A new advancement in ultrasound technology promises to considerably improve the accuracy of breast cancer detection, particularly for the nearly half of women worldwide with dense breast tissue. Researchers at Johns Hopkins University have developed a method that boosts the ability to distinguish between benign adn possibly cancerous masses, achieving 96% accuracy in a recent study – a substantial leap from the 67% accuracy of customary ultrasound [[1]]. Published today in *Radiology Advances*, the innovation focuses on enhancing signal processing and could lead to fewer unnecessary biopsies and reduced patient anxiety.
– PIXELFIT/ ISTOCK – Archivo
MADRID, 18 Dic. (EUROPA PRESS) –
A new ultrasound technology developed at Johns Hopkins University is demonstrating nearly perfect accuracy in distinguishing between fluid-filled and solid breast masses. Published December 18 in Radiology Advances, the advancement has the potential to reduce unnecessary follow-up tests, painful procedures, and anxiety for patients, particularly those with dense breast tissue.
In a study of 132 patients, radiologists correctly identified breast masses 96% of the time using the new technology, a significant improvement over the 67% accuracy achieved with traditional ultrasound. This is a crucial step forward in breast cancer detection, as accurate diagnosis is key to appropriate treatment and patient care.
“This is important because the benefits of ultrasound in breast cancer detection can be limited by the similar appearance of benign fluid-filled masses and solid masses, which can be cancerous,” explained Muyinatu “Bisi” Bell, a biomedical and electrical engineer at Johns Hopkins specializing in imaging technology.
“Our achievement will transform the landscape of breast cancer diagnosis. Radiologists will be able to have immediate confidence in their diagnoses. And patients won’t be referred for biopsies or invasive procedures when there is greater certainty that a mass is not a cause for concern,” Bell stated.
WHEN IMAGING ALONE ISN’T ENOUGH
Current guidelines recommend that all women over 40 receive mammograms for early breast cancer detection. However, results can be inconclusive for women with dense breast tissue. These patients are often referred for ultrasounds, but this technology also faces challenges with dense tissue.
Ultrasound works by sending sound waves through a probe into the breast. The sound bounces off structures like masses and is recorded. Ideally, the sound travels directly from the mass to the probe. However, dense breast tissue scatters the sound waves before they reach the mass, causing acoustic distortion in the image. A benign cyst filled with fluid, which should appear dark on images, often appears gray inside, mimicking the appearance of a cancerous tumor.
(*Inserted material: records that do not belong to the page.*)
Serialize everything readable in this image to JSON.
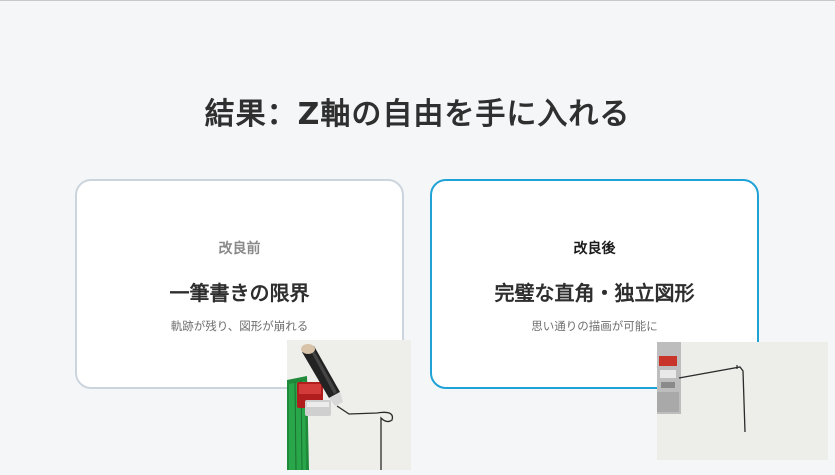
{
  "slide": {
    "title": "結果：Z軸の自由を手に入れる"
  },
  "cards": {
    "before": {
      "label": "改良前",
      "heading": "一筆書きの限界",
      "description": "軌跡が残り、図形が崩れる"
    },
    "after": {
      "label": "改良後",
      "heading": "完璧な直角・独立図形",
      "description": "思い通りの描画が可能に"
    }
  },
  "colors": {
    "background": "#f5f6f8",
    "before_border": "#ccd5de",
    "after_border": "#1fa3d6"
  }
}
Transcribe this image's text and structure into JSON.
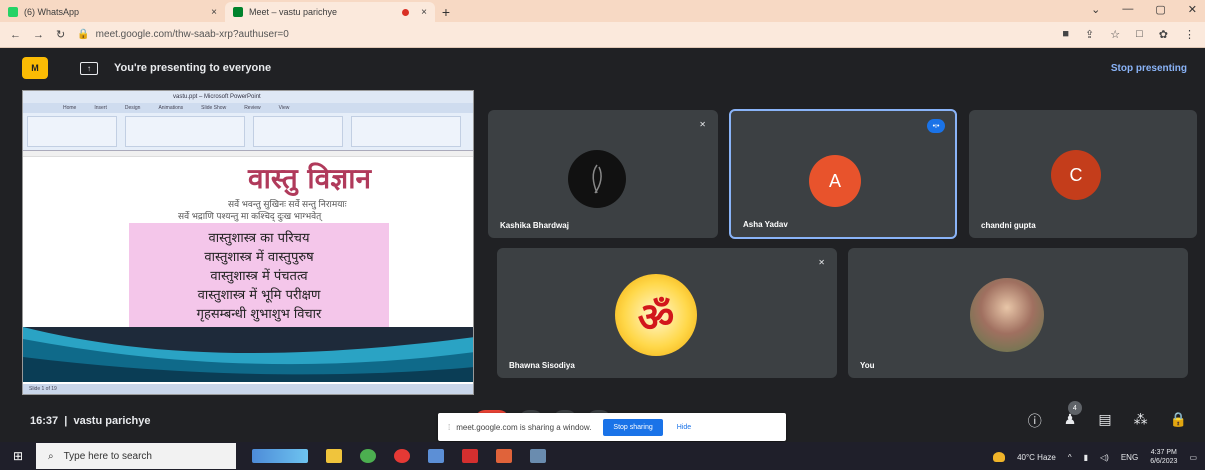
{
  "browser": {
    "tabs": [
      {
        "title": "(6) WhatsApp",
        "color": "#25d366"
      },
      {
        "title": "Meet – vastu parichye",
        "color": "#00832d"
      }
    ],
    "new_tab": "+",
    "url": "meet.google.com/thw-saab-xrp?authuser=0"
  },
  "meet": {
    "presenting_text": "You're presenting to everyone",
    "stop_presenting": "Stop presenting",
    "meeting_time": "16:37",
    "meeting_name": "vastu parichye",
    "share_notice": "meet.google.com is sharing a window.",
    "stop_sharing": "Stop sharing",
    "hide": "Hide",
    "people_count": "4"
  },
  "slide": {
    "window_title": "vastu.ppt – Microsoft PowerPoint",
    "ribbon_tabs": [
      "Home",
      "Insert",
      "Design",
      "Animations",
      "Slide Show",
      "Review",
      "View"
    ],
    "title": "वास्तु विज्ञान",
    "mantra_line1": "सर्वे भवन्तु सुखिनः सर्वे सन्तु निरामयाः",
    "mantra_line2": "सर्वे भद्राणि पश्यन्तु मा कश्चिद् दुःख भाग्भवेत्",
    "lines": [
      "वास्तुशास्त्र का परिचय",
      "वास्तुशास्त्र में वास्तुपुरुष",
      "वास्तुशास्त्र में पंचतत्व",
      "वास्तुशास्त्र में भूमि परीक्षण",
      "गृहसम्बन्धी शुभाशुभ विचार"
    ],
    "status_text": "Slide 1 of 19"
  },
  "participants": [
    {
      "name": "Kashika Bhardwaj"
    },
    {
      "name": "Asha Yadav",
      "initial": "A",
      "color": "#e8532c"
    },
    {
      "name": "chandni gupta",
      "initial": "C",
      "color": "#c43d1b"
    },
    {
      "name": "Bhawna Sisodiya"
    },
    {
      "name": "You"
    }
  ],
  "taskbar": {
    "search_placeholder": "Type here to search",
    "weather": "40°C Haze",
    "lang": "ENG",
    "time": "4:37 PM",
    "date": "6/6/2023"
  }
}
The new method doesn’t change how ultrasounds are produced, but it improves how the signals are processed. Conventional ultrasound relies on the amplitude of signals, converting high and low signals into black, white, or gray. The new method focuses on coherence, meaning the image is based on the similarity of signals to neighboring signals.
WHY ULTRASOUNDS CAN SOMETIMES FAIL
In addition to providing clearer images, the new system makes it easier for radiologists to assign a numerical score to each mass – with only those above a certain threshold considered concerning.
“It’s truly exciting because we’re taking the same ultrasound data, captured through the same process, but modifying the signal processing and achieving a much better interpretation of these images,” Bell said. “When we combine the visual assessment with a numerical score, that’s when the technology really shows the greatest improvement. It eliminates decision fatigue by automating something that would normally require more thought and interpretation.”
A NEW WAY TO INTERPRET WHAT THE BODY IS TELLING US
“The results of this study are important for our specialty, as they suggest this technique may improve our ability to differentiate between solid masses and certain types of cysts that can mimic solid masses on ultrasound,” added co-author Eniola Oluyemi, a diagnostic radiologist at Johns Hopkins Medicine.
“This increased diagnostic certainty can reduce false positives and the need for follow-up and biopsies, providing greater peace of mind to our patients at the time of the initial exam,” she noted.
Existing artificial intelligence can already distinguish between benign and cancerous masses in ultrasound images. The research team believes their innovation, combined with AI, could allow doctors to quickly determine the composition of a mass and whether it is cancerous during an initial ultrasound appointment. Bell also hopes the innovation could eventually be adapted for at-home use as part of a self-breast exam.